Diventa quindi impossibile non accorgersi che le opere di Alberto Biasi, con la loro leggerezza e l'apparente semplicità di un gioco, ci mostrano che in ogni rapporto che intratteniamo con il mondo, in ogni istante di percezione, in ogni atto di conoscenza, ci assumiamo la responsabilità di creare il mondo che ci circonda e noi in lui.
NOTE BIOGRAFICHE
Vincenzo Balena (Milano, 1942) si dedica inizialmente allo studio della morfologia animale, nel solco del realismo esistenziale. Dai primi anni ’70 espone con regolarità alla Montrasio di Monza e al Naviglio di Milano. Merita subito l’attenzione critica di G. De Micheli e M. Rosci, seguiti da R. Bossaglia, C. Pirovano e L. Vergine. Negli anni ’80 dedica a Pasolini una serie di dipinti e sculture ed entra in contatto con poeti e scrittori: fra questi, G. Raboni segue con interesse la successiva indagine della figura umana ridotta a frammenti, disiecta membra. Si tratta di sculture in terracotta e fili metallici, cera, bronzo, legni e alluminio sbalzato, proposte in luoghi prestigiosi con mostre personali e collettive tra le quali citiamo solo alcune: Permanente di Milano, Palazzo delle Stelline di Milano, Castello Sforzesco di Milano, Villa San Carlo Borromeo a Senago, Abbazia di Sesto al Reghena, Villa Arrivabene di Firenze, Pinacoteca Alberto Martini di Oderzo, Casa di Giorgione a Castelfranco Veneto, Centro Culturale Zanussi di Pordenone; e in contesti internazionali (Dusseldorf, Praga, New York, Stoccolma). Realizza le scene per lo spettacolo “Borges café Rêverie” rappresetato a Villa San Carlo Borromeo, al Teatro Juvarra di Torino e al Teatro dell'Arte di Milano. I lavori più recenti, affrancati da espliciti rimandi figurativi, esplorano le inedite risorse espressive dei rifiuti tecnologici.
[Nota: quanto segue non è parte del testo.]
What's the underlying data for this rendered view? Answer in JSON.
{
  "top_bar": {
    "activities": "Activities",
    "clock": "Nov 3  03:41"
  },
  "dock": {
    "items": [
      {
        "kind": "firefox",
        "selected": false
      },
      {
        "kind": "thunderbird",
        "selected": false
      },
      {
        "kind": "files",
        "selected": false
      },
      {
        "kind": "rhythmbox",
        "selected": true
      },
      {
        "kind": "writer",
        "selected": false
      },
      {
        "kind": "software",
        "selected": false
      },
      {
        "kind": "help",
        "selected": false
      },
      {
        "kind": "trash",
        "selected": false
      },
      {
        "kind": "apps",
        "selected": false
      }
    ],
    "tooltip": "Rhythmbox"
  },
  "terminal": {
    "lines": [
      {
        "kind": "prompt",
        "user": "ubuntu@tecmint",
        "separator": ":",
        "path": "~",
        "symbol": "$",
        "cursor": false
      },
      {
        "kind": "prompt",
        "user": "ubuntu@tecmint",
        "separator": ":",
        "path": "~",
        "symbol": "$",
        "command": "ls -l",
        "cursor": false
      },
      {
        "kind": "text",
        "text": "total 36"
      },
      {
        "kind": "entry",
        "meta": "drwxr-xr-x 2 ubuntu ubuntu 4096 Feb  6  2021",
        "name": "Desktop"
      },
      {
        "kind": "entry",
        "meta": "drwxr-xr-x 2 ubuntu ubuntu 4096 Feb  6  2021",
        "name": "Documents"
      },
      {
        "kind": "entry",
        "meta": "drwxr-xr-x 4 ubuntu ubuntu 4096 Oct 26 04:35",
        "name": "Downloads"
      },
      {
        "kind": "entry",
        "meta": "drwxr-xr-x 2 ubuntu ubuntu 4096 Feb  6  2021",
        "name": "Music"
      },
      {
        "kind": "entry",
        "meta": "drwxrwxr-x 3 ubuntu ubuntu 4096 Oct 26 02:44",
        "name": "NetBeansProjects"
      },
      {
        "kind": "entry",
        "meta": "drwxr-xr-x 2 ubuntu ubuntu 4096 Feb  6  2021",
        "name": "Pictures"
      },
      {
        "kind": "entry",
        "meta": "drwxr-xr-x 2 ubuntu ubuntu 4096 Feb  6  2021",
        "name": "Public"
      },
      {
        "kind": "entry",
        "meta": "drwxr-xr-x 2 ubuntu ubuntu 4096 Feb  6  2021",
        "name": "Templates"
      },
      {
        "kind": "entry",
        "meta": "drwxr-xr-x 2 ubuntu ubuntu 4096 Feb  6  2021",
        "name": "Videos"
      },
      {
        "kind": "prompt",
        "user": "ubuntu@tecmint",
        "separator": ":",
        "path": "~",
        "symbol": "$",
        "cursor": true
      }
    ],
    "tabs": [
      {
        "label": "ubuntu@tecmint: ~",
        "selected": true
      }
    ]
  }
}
E' invitato alla LIV Biennale di Venezia.
Alberto Biasi, nato a Padova nel 1937, inizia l'attività di pittore e scultore nel 1959. Ancora giovanissimo, nel 1960 espone con Enrico Castellani, Piero Manzoni e altri artisti europei della "nuova concezione artistica". Nello stesso anno costituisce il Gruppo N, nel '61 è fra i promotori di "Nuove Tendenze" e nel '62 tra gli iniziatori di "Arte Programmata".
Dopo lo scioglimento del Gruppo N si riscopre "solista". La sua attività artistica è caratterizzata da una ricerca di grande coerenza nella op-art e nell'arte cinetica e programmata.
Oltre a innumerevoli mostre collettive, fra cui la XXXII, la XLII e la LIV Biennale di Venezia, Alberto Biasi ha avuto più di cento personali in luoghi prestigiosi quali il Museo dell’Hermitage a San Pietroburgo, il Palazzo Ducale di Urbino, la Casa del Mantegna a Mantova, il Museo della Cattedrale di Barcellona, il Palazzo dei Priori a Perugia, il Museo Nazionale di Villa Pisani.
Sue opere si trovano alla Galleria Nazionale di Roma, al Museum of Modern Art di New York e nei Musei di Belgrado, Bolzano, Bratislava, Buenos Aires, Ciudad Bolivar, Epinal, Gallarate, Guayaquil, Livorno, Lodz, Ljubljana, Middletown, Padova, Praga, San Francisco, Saint Louis, Tokio, Torino, Venezia, Wroclaw, Zagabria e in numerose collezioni italiane e straniere.